A force of magnitude F_1 accelerates a body of mass m from rest to speed v. Another force F_2 accelerates a body of mass 2m from rest to a speed 2m. What is the ratio of the work done by F_2 to that of F_1?

Nov 24, 2016

${W}_{2} / {W}_{1} = 8$

Explanation:

We assume that the statement contains an error: where it says that the force ${F}_{2}$ accelerates a body of mass $2 m$ from rest to a speed $2 m$, we understand that it should say that ${F}_{2}$ accelerates said body to a speed $2 v$. In another case, the statement would not make much sense.

That said, we will solve the problem.

The work done by force on the body will be equal to the variation of the kinetic energy that it experiences:

$W = \Delta K = \frac{1}{2} m \left({v}^{2} - \cancel{{v}_{0}^{2}}\right) = \frac{1}{2} m {v}^{2}$

As both bodies start from rest, their initial velocities are two equal to zero.

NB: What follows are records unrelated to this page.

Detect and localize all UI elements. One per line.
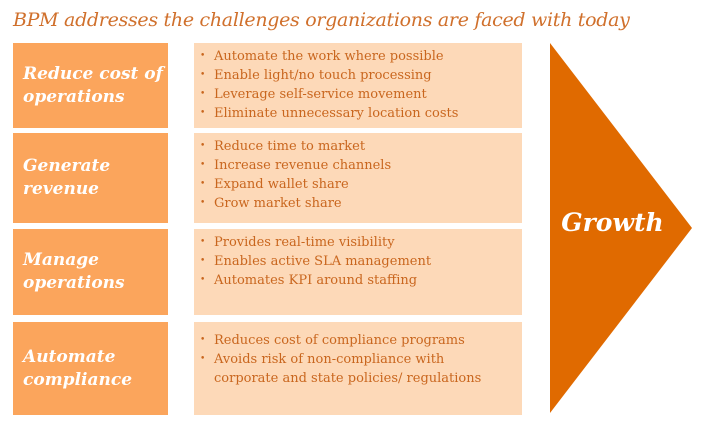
bullet-item: Eliminate unnecessary location costs [200, 104, 522, 123]
bullet-item: Provides real-time visibility [200, 233, 522, 252]
label-box-automate-compliance: Automate compliance [13, 322, 168, 415]
label-box-manage-operations: Manage operations [13, 229, 168, 315]
bullet-item: Automates KPI around staffing [200, 271, 522, 290]
label-text: Reduce cost of operations [23, 63, 163, 107]
bullet-item: Reduce time to market [200, 137, 522, 156]
label-box-generate-revenue: Generate revenue [13, 133, 168, 223]
bullet-item: Avoids risk of non-compliance with corpo… [200, 350, 500, 388]
detail-box-manage-operations: Provides real-time visibility Enables ac… [194, 229, 522, 315]
bullet-item: Expand wallet share [200, 175, 522, 194]
growth-arrow [550, 43, 692, 413]
bullet-item: Enable light/no touch processing [200, 66, 522, 85]
bullet-item: Leverage self-service movement [200, 85, 522, 104]
detail-box-generate-revenue: Reduce time to market Increase revenue c… [194, 133, 522, 223]
growth-label: Growth [561, 208, 664, 237]
bullet-item: Reduces cost of compliance programs [200, 331, 500, 350]
detail-box-automate-compliance: Reduces cost of compliance programs Avoi… [194, 322, 522, 415]
bullet-item: Grow market share [200, 194, 522, 213]
arrow-shape [550, 43, 692, 413]
bullet-item: Enables active SLA management [200, 252, 522, 271]
label-box-reduce-cost: Reduce cost of operations [13, 43, 168, 128]
label-text: Manage operations [23, 250, 125, 293]
detail-box-reduce-cost: Automate the work where possible Enable … [194, 43, 522, 128]
bullet-item: Automate the work where possible [200, 47, 522, 66]
label-text: Automate compliance [23, 346, 133, 390]
bullet-item: Increase revenue channels [200, 156, 522, 175]
label-text: Generate revenue [23, 156, 111, 199]
diagram-title: BPM addresses the challenges organizatio… [13, 9, 630, 31]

The work done by the first force will be:

${W}_{1} = \frac{1}{2} m {v}^{2}$

and the one done by the second is:

${W}_{2} = \frac{1}{2} \left(2 m\right) \cdot {\left(2 v\right)}^{2} = 4 m {v}^{2}$

Then, the ratio between ${W}_{2}$ and ${W}_{1}$ is:

${W}_{2} / {W}_{1} = \frac{4 m {v}^{2}}{\frac{1}{2} m {v}^{2}} = 8$